This is an implementation of the model explanation technique developed by H2O.ai called K-LIME using the KNIME H2O Machine Learning Integration. To find more informations about the K-LIME machine learning interpretability technique please refer to the H2O.ai documentation:
h2o.ai/wp-content/uploads/2017/09/driverlessai/interpreting.html#k-lime
The component allows to cluster input data and build local linear models to explain predictions of a complex black-box-like model. The optimal number of clusters is defined by the optimal value of R^2 value summed over all models in clusters. The number of linear models built is much lower than the corresponding number in the LIME algorithm, where a model is build in the neighbourhoud of each explanation instance. Thus, the algorithm is expected to be faster for large data samples.
Note, that this implementation of K-LIME can not handle missing values and all rows with missing values will be dropped. Thus, no explanations for those will be available. If you want to get explanations for all input rows, please, fill missing values before fedding the data into the app.

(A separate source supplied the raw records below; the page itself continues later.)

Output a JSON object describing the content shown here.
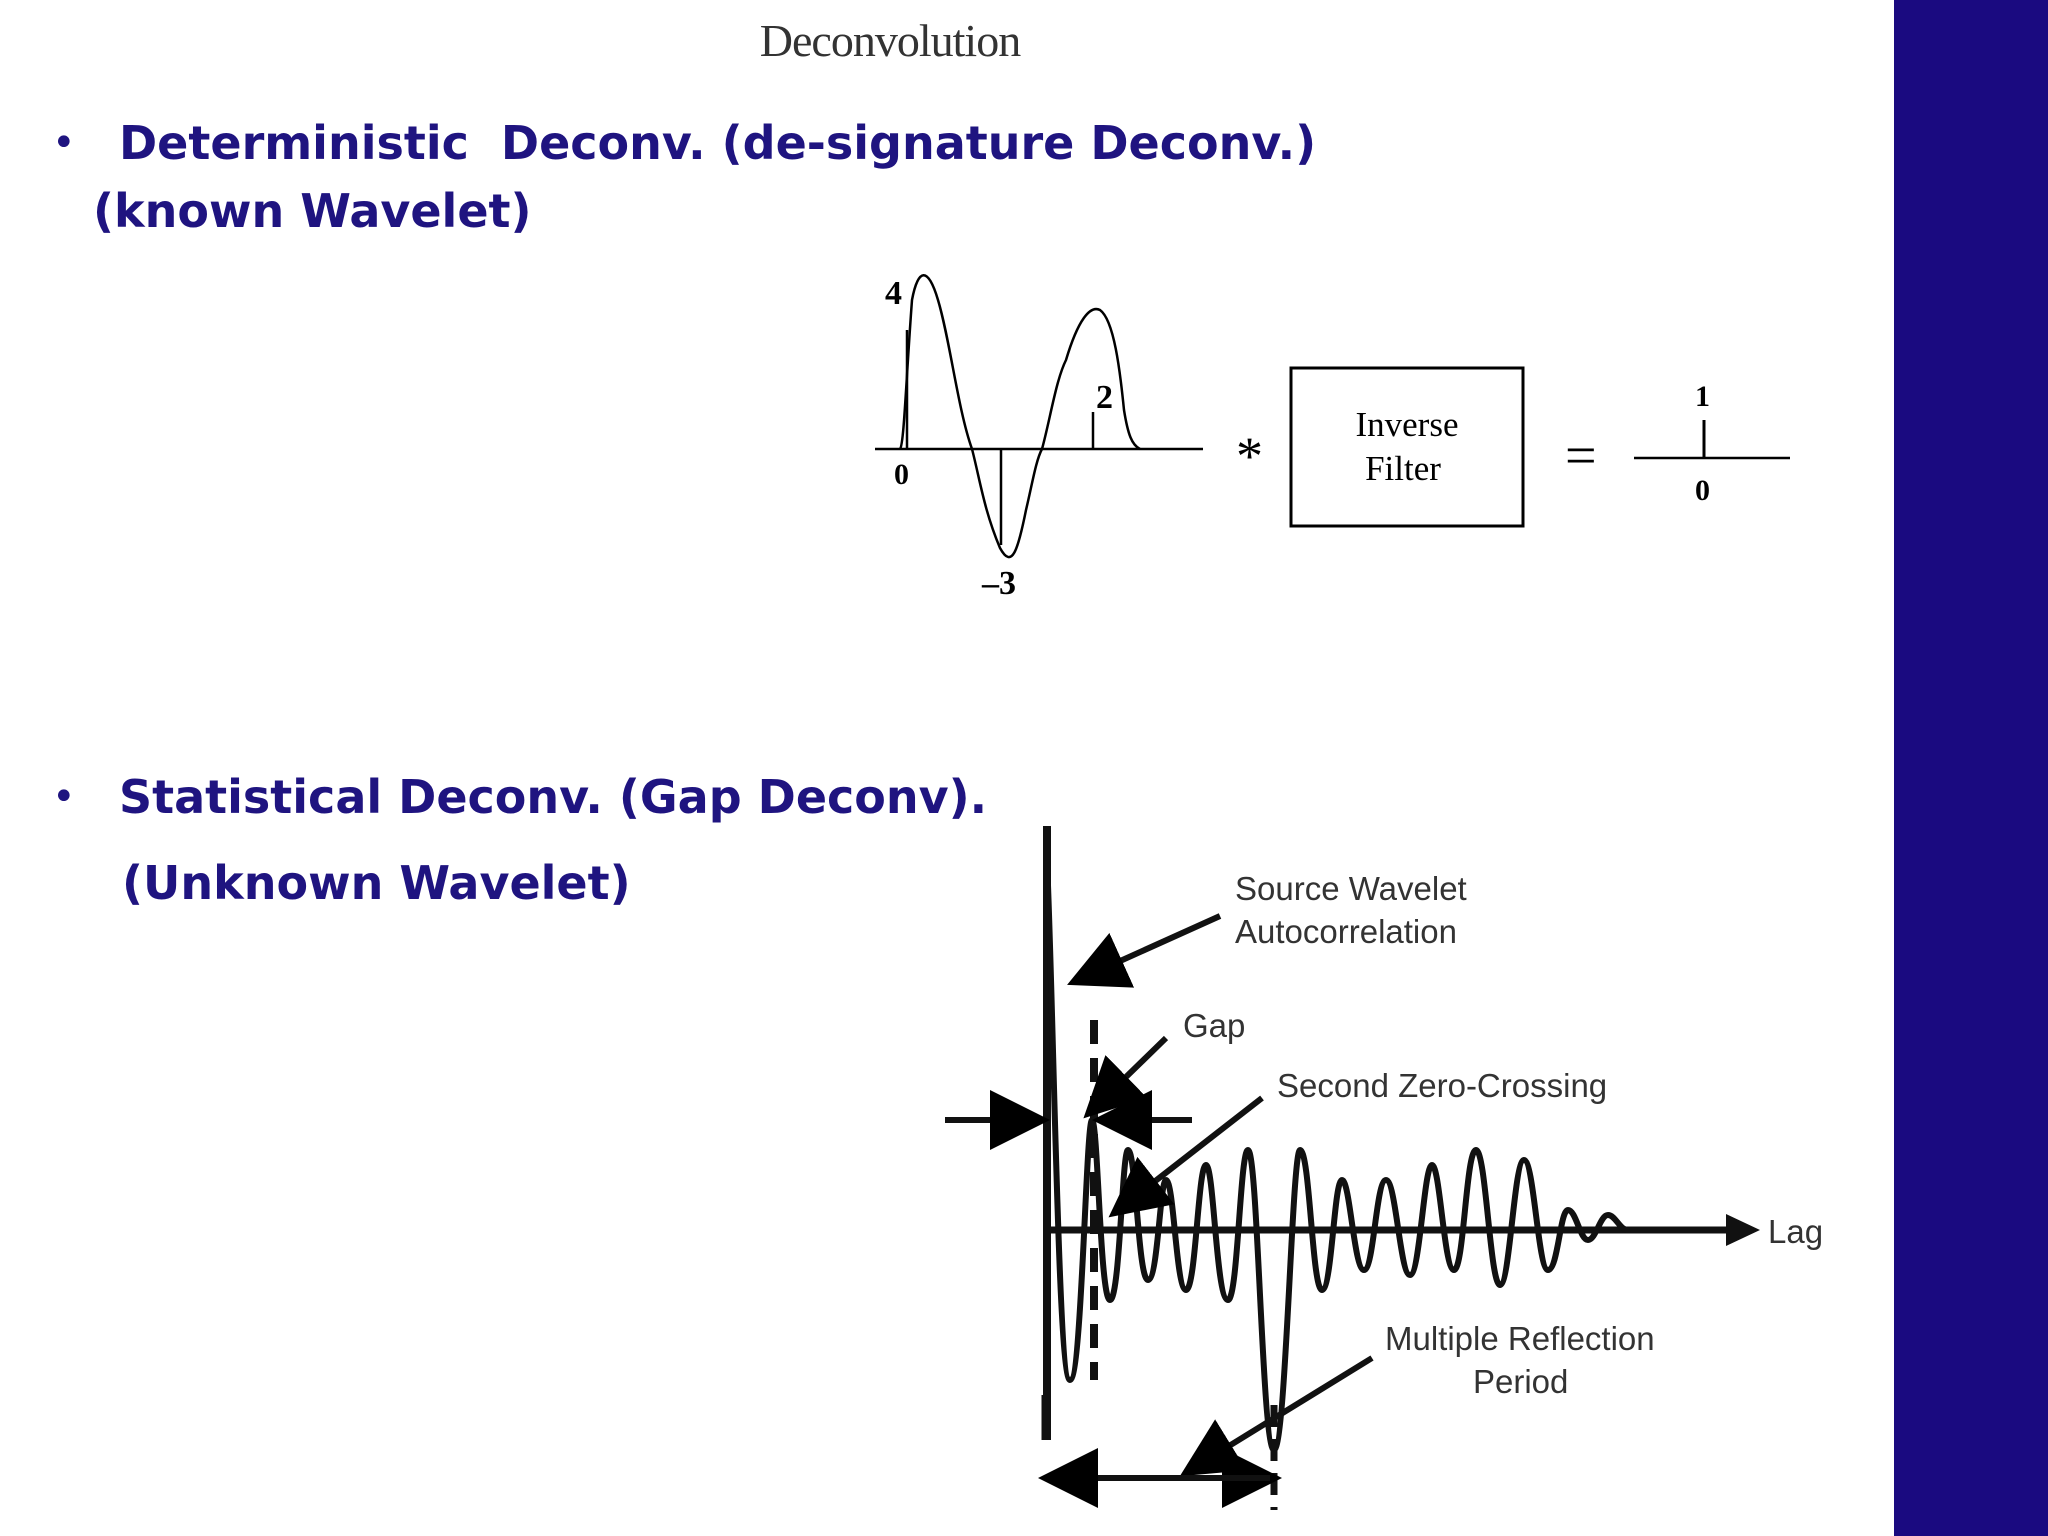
{
  "slide": {
    "title": "Deconvolution"
  },
  "bullets": [
    {
      "line1": "Deterministic  Deconv. (de-signature Deconv.)",
      "line2": "(known Wavelet)"
    },
    {
      "line1": "Statistical Deconv. (Gap Deconv).",
      "line2": "(Unknown Wavelet)"
    }
  ],
  "figure1": {
    "peak_label": "4",
    "second_peak_label": "2",
    "trough_label": "–3",
    "origin_label": "0",
    "operator": "*",
    "box_line1": "Inverse",
    "box_line2": "Filter",
    "equals": "=",
    "spike_value": "1",
    "spike_origin": "0"
  },
  "figure2": {
    "label_source_1": "Source Wavelet",
    "label_source_2": "Autocorrelation",
    "label_gap": "Gap",
    "label_zero_crossing": "Second Zero-Crossing",
    "label_lag": "Lag",
    "label_multiple_1": "Multiple Reflection",
    "label_multiple_2": "Period"
  },
  "colors": {
    "accent": "#1a0a80",
    "bullet_text": "#1f1480"
  }
}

Also note, that all but the selected column with predictions will be used to interpret prediction. Therefore, you have to filter out all irrelevant columns as well as the original target column prioir to feeding a table to the input.
Categorical features will be converted into numerical representation using One-Hot Encoding (OHE) (also called "dummy" or "binary"). Numerical features will be scaled as required by linear models. The only pre-processing steps that might be required from the user is to remove outliers and fill missing values, as those might bias surrogate models that are used by the algorithm.
- Type: TableInput dataTable with features and predictions.